Spanish – The national coordinator of the Vente Venezuela party, María Corina Machado, published Venezuela: the unavoidable challenge for the West, a path that details the situation that impacts the most fundamental interests of the democracies of the Americas. She explains why an international coalition should be formed to deploy a Peace and Stabilization Operation in Venezuela.
In her document, the opponent of the Chavista regime explains that Venezuela is a failed state. “The tragedy is in sight and does not demand naivety or indifference: the total absence of the rule of law, incremental loss of control over the territory, and the impossibility of guaranteeing a minimum of human security in any of its multiple dimensions.”
Therefore, she insists that “the West cannot allow a failed and criminal state, occupied by undemocratic powers and terrorist groups from outside the region, in the heart of the continent.”
The financial and criminal intention to occupy Venezuela acquires a critical geopolitical dimension when one understands the degree of participation of the Russian, Chinese, and Iranian regimes in the Venezuelan dynamic and their evident desire to expand their influence and actions in the hemisphere to destabilize Western democracies. The now-explicit Iranian presence in Venezuela demonstrates the radicalization of the cartel alliances that tyrannize the country and their decision to clinch power.
Machado states that the emerging phenomenon of the pandemic has caused enormous internal demands on the allies, so “a peace and stabilization operation in Venezuela undoubtedly represents the greatest challenge for the West, with its associated risks and costs.”
In her proposal, explaining her current vision of Venezuela, she reiterates that it is necessary to implement new actions, which she summarized in four steps: first, she speaks of the urgent total blockade of financial and material flows from Venezuela to Cuba and the interruption of the interference in telecommunications between both regimes.
Second, to accelerate the expansion of the capabilities and scope of the multinational counter-narcotics operation deployed in the Caribbean to include the naval and air blockade of all looting and collaboration activities of the Venezuelan regime with extra-continental and anti-democratic powers.
In the third step, she proposes combating the regime’s system of censorship and propaganda through high-tech media.
And the fourth step, she recommends leading a coalition for the formation of a multifaceted peace operation for the recovery and democratic transition in Venezuela.
Nevertheless, Machado makes it clear that she does not consider a military uprising as an alternative since she says that “the Venezuelan Armed Forces are an institution in the process of dissolution with a precarious operational readiness, which is infiltrated by Cubans and Russians.”
The Venezuelan leader asserted that everything has been tried to defeat the regime in 21 years of struggle. “And the results force us to discard mechanisms that have only served to bolster them to power.”
In her document, she breaks down the different options that have been attempted over time: elections, dialogues, military insurrection, and popular insurrection. So the only alternative to definitively evict the criminal conglomerate that is developing an unconventional and totally asymmetric conflict against the Venezuelans is “the formation of an international coalition that will deploy a Peace and Stabilization Operation in Venezuela (OPE).”
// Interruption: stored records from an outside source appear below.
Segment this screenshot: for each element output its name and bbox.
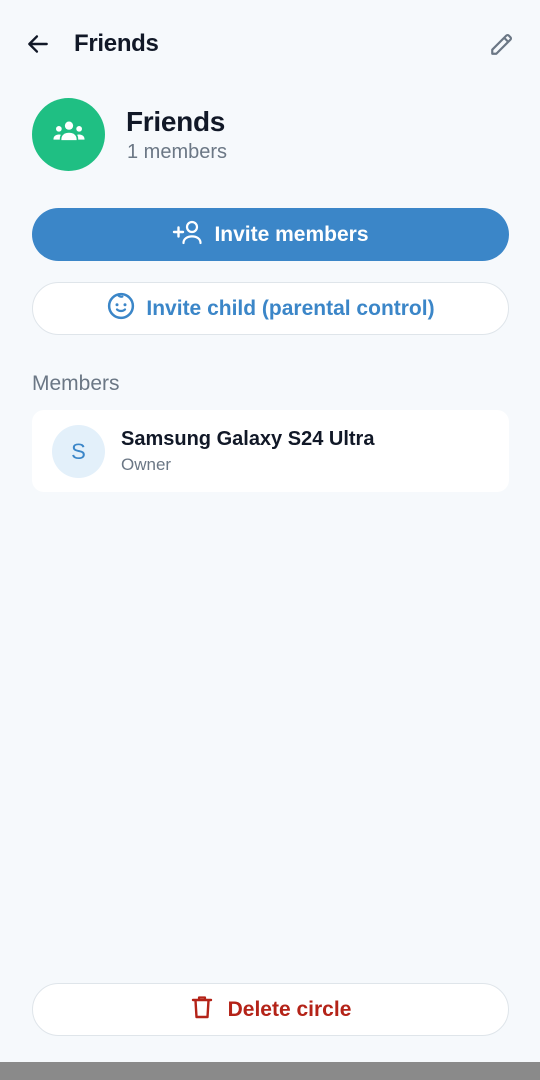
trash-icon — [190, 994, 214, 1025]
avatar: S — [52, 425, 105, 478]
member-name: Samsung Galaxy S24 Ultra — [121, 428, 375, 450]
circle-avatar — [32, 98, 105, 171]
delete-circle-label: Delete circle — [227, 997, 352, 1021]
invite-members-button[interactable]: Invite members — [32, 208, 509, 261]
top-app-bar: Friends — [0, 0, 540, 90]
circle-details-screen: Friends Friends 1 members Invite members… — [0, 0, 540, 1080]
arrow-back-icon — [25, 31, 51, 62]
member-count: 1 members — [127, 141, 228, 163]
circle-name: Friends — [126, 106, 226, 137]
person-add-icon — [172, 219, 204, 250]
edit-button[interactable] — [482, 26, 522, 66]
delete-circle-button[interactable]: Delete circle — [32, 983, 509, 1036]
list-item[interactable]: S Samsung Galaxy S24 Ultra Owner — [32, 410, 509, 492]
invite-child-label: Invite child (parental control) — [146, 296, 435, 320]
child-face-icon — [106, 291, 136, 326]
invite-members-label: Invite members — [214, 222, 369, 246]
invite-child-button[interactable]: Invite child (parental control) — [32, 282, 509, 335]
pencil-icon — [489, 31, 515, 62]
back-button[interactable] — [18, 26, 58, 66]
system-nav-bar — [0, 1062, 540, 1080]
group-icon — [50, 113, 88, 156]
member-role: Owner — [121, 455, 172, 474]
page-title: Friends — [74, 30, 159, 57]
members-section-title: Members — [32, 372, 120, 395]
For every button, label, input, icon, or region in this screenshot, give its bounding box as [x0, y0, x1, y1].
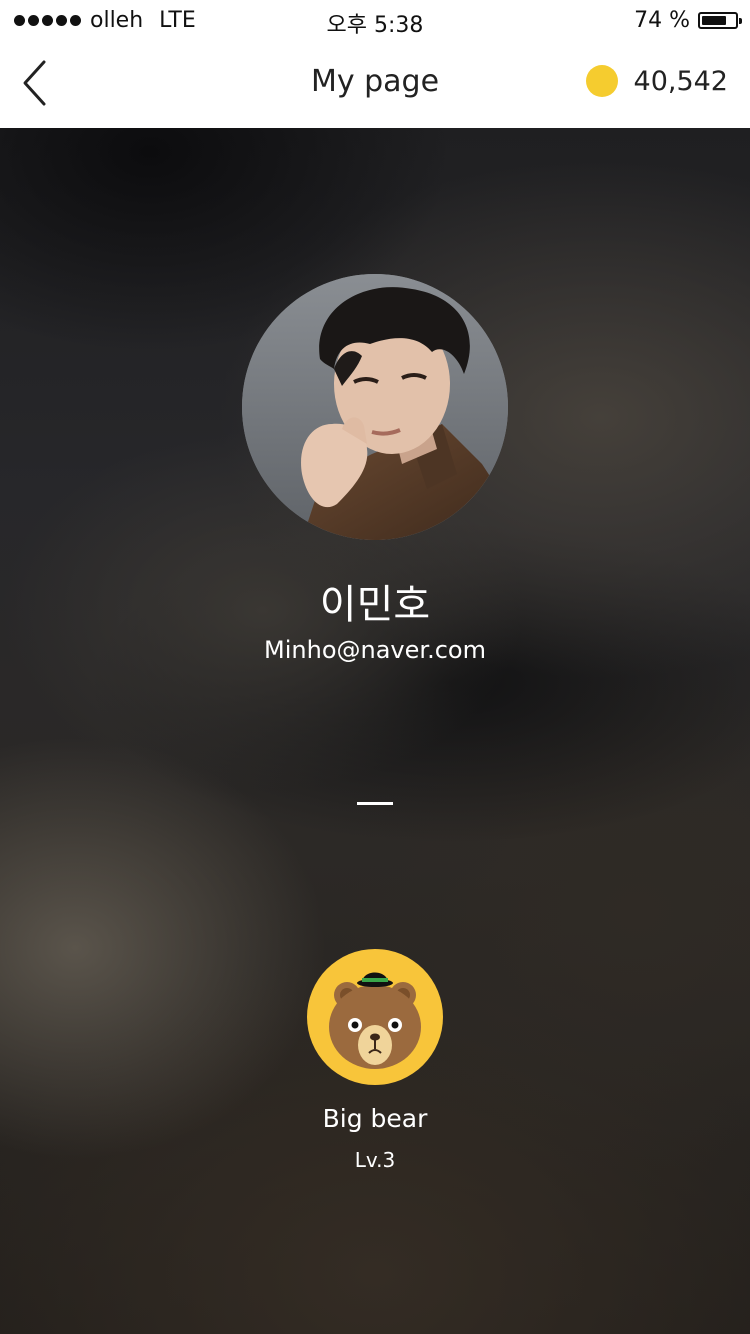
profile-email: Minho@naver.com [264, 636, 486, 664]
divider [357, 802, 393, 805]
battery-percent: 74 % [634, 8, 690, 33]
character-avatar[interactable] [307, 949, 443, 1085]
profile-area: 이민호 Minho@naver.com Big bear Lv.3 [0, 128, 750, 1334]
character-level: Lv.3 [354, 1148, 396, 1172]
coin-balance[interactable]: 40,542 [585, 65, 728, 97]
avatar [242, 274, 508, 540]
my-page-screen: olleh LTE 오후 5:38 74 % My page 40,542 이민… [0, 0, 750, 1334]
battery-icon [698, 12, 742, 29]
battery-fill [702, 16, 726, 25]
coin-icon [585, 65, 618, 97]
profile-photo[interactable] [242, 274, 508, 540]
character-name: Big bear [322, 1104, 428, 1133]
coin-count: 40,542 [633, 65, 728, 97]
bear-icon [329, 972, 421, 1069]
nav-bar: My page 40,542 [0, 40, 750, 128]
status-right: 74 % [634, 8, 742, 33]
status-bar: olleh LTE 오후 5:38 74 % [0, 0, 750, 40]
profile-name: 이민호 [319, 582, 431, 628]
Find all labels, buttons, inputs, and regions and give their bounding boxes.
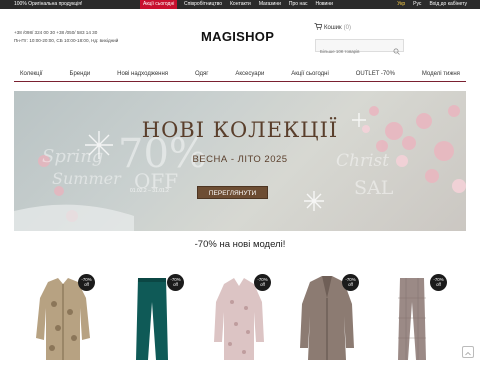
discount-badge-text: off <box>348 282 353 287</box>
top-link-stores[interactable]: Магазини <box>259 0 281 9</box>
top-right: Укр Рус Вхід до кабінету <box>397 0 467 9</box>
top-link-news[interactable]: Новини <box>316 0 333 9</box>
nav-models-of-week[interactable]: Моделі тижня <box>422 71 460 77</box>
site-logo[interactable]: MAGISHOP <box>201 29 274 44</box>
nav-promotions[interactable]: Акції сьогодні <box>291 71 329 77</box>
search-box <box>315 39 404 57</box>
nav-clothing[interactable]: Одяг <box>195 71 208 77</box>
product-card[interactable]: -70% off <box>378 268 458 360</box>
banner-title: НОВІ КОЛЕКЦІЇ <box>141 118 339 142</box>
top-link-cooperation[interactable]: Співробітництво <box>184 0 222 9</box>
contact-info: +38 /098/ 324 00 30 +38 /050/ 583 14 30 … <box>14 29 118 45</box>
product-card[interactable]: -70% off <box>204 268 284 360</box>
top-link-about[interactable]: Про нас <box>289 0 308 9</box>
banner-bg-summer: Summer <box>52 169 121 188</box>
cart-link[interactable]: Кошик (0) <box>314 23 351 32</box>
phone-numbers[interactable]: +38 /098/ 324 00 30 +38 /050/ 583 14 30 <box>14 29 118 37</box>
discount-badge-text: off <box>173 282 178 287</box>
discount-badge-text: off <box>260 282 265 287</box>
working-hours: Пн-Пт: 10:00-20:00, СБ 10:00-18:00, Нд: … <box>14 38 119 43</box>
banner-date-range: 01.02.2 – 31.01.2 <box>130 188 169 194</box>
banner-view-button[interactable]: ПЕРЕГЛЯНУТИ <box>197 186 268 199</box>
nav-brands[interactable]: Бренди <box>70 71 91 77</box>
lang-ua[interactable]: Укр <box>397 0 405 9</box>
discount-badge: -70% off <box>167 274 184 291</box>
top-links: Співробітництво Контакти Магазини Про на… <box>184 0 333 9</box>
discount-badge: -70% off <box>430 274 447 291</box>
discount-badge: -70% off <box>342 274 359 291</box>
nav-accessories[interactable]: Аксесуари <box>235 71 264 77</box>
nav-collections[interactable]: Колекції <box>20 71 43 77</box>
banner-bg-sale: SAL <box>354 177 394 199</box>
lang-ru[interactable]: Рус <box>413 0 421 9</box>
search-input[interactable] <box>316 46 392 57</box>
product-card[interactable]: -70% off <box>116 268 196 360</box>
cart-label: Кошик <box>324 24 342 31</box>
top-bar: 100% Оригінальна продукція! Акції сьогод… <box>0 0 480 9</box>
authentic-notice: 100% Оригінальна продукція! <box>14 1 83 7</box>
search-icon[interactable] <box>393 42 400 60</box>
login-link[interactable]: Вхід до кабінету <box>429 0 467 9</box>
nav-new-arrivals[interactable]: Нові надходження <box>117 71 168 77</box>
cart-icon <box>314 23 323 32</box>
main-nav: Колекції Бренди Нові надходження Одяг Ак… <box>14 66 466 82</box>
top-promo-link[interactable]: Акції сьогодні <box>140 0 178 9</box>
product-card[interactable]: -70% off <box>292 268 372 360</box>
top-link-contacts[interactable]: Контакти <box>230 0 251 9</box>
banner-subtitle: ВЕСНА - ЛІТО 2025 <box>192 154 288 165</box>
nav-outlet[interactable]: OUTLET -70% <box>356 71 395 77</box>
cart-count: (0) <box>343 24 351 31</box>
discount-badge: -70% off <box>78 274 95 291</box>
chevron-up-icon <box>465 343 471 361</box>
sale-section-title: -70% на нові моделі! <box>194 239 286 250</box>
scroll-to-top-button[interactable] <box>462 346 474 358</box>
discount-badge: -70% off <box>254 274 271 291</box>
hero-banner[interactable]: 70% OFF Spring Summer Christ SAL 01.02.2… <box>14 91 466 231</box>
product-card[interactable]: -70% off <box>28 268 108 360</box>
discount-badge-text: off <box>84 282 89 287</box>
discount-badge-text: off <box>436 282 441 287</box>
A Peace and Stabilisation Operation (PSO) entails the challenge of controlling the territory and neutralizing a complex and organized network of criminal gangs and irregular groups while stabilizing the country and recovering its productive capacities and the rule of law. It is, therefore, a “multifaceted peace operation” that must at least include the following:
- control of territory, security, and disarmament;
- primary humanitarian assistance;
- reconstruction of emergency infrastructure and public services;
- restoration of law and order;
- promotion of the rule of law;
- democratic re-institutionalization of the country.
She argues that ideally, this multifaceted peace operation should not be under the aegis of a single organization, but should be formed by a coalition of allies with regional willingness and legitimacy, “within the framework of the Inter-American Treaty of Reciprocal Assistance (TIAR), with the participation of organizations and countries with different complementary tasks.
And for security and disarmament issues, “to rely on the TIAR platform (which establishes the obligation of mutual aid and common defense of the American republics), for health and food, the UN agencies, for the reconstruction of infrastructure, to rely on the various inter-American mechanisms, and to rely on the OAS, the EU and the UN for the monitoring of human rights and the reconstruction of our electoral system.
María Corina Machado concludes by reiterating that it is essential to free Venezuela to stop the operation of the world’s criminal forces against the West. “It is not only a matter of being in solidarity with the Venezuelans. It is about each one assuming their historical responsibility or succumbing to the advance of such an unscrupulous alliance. It is in our hands to prevent it. That is why we must act together, and do it now,” she concluded.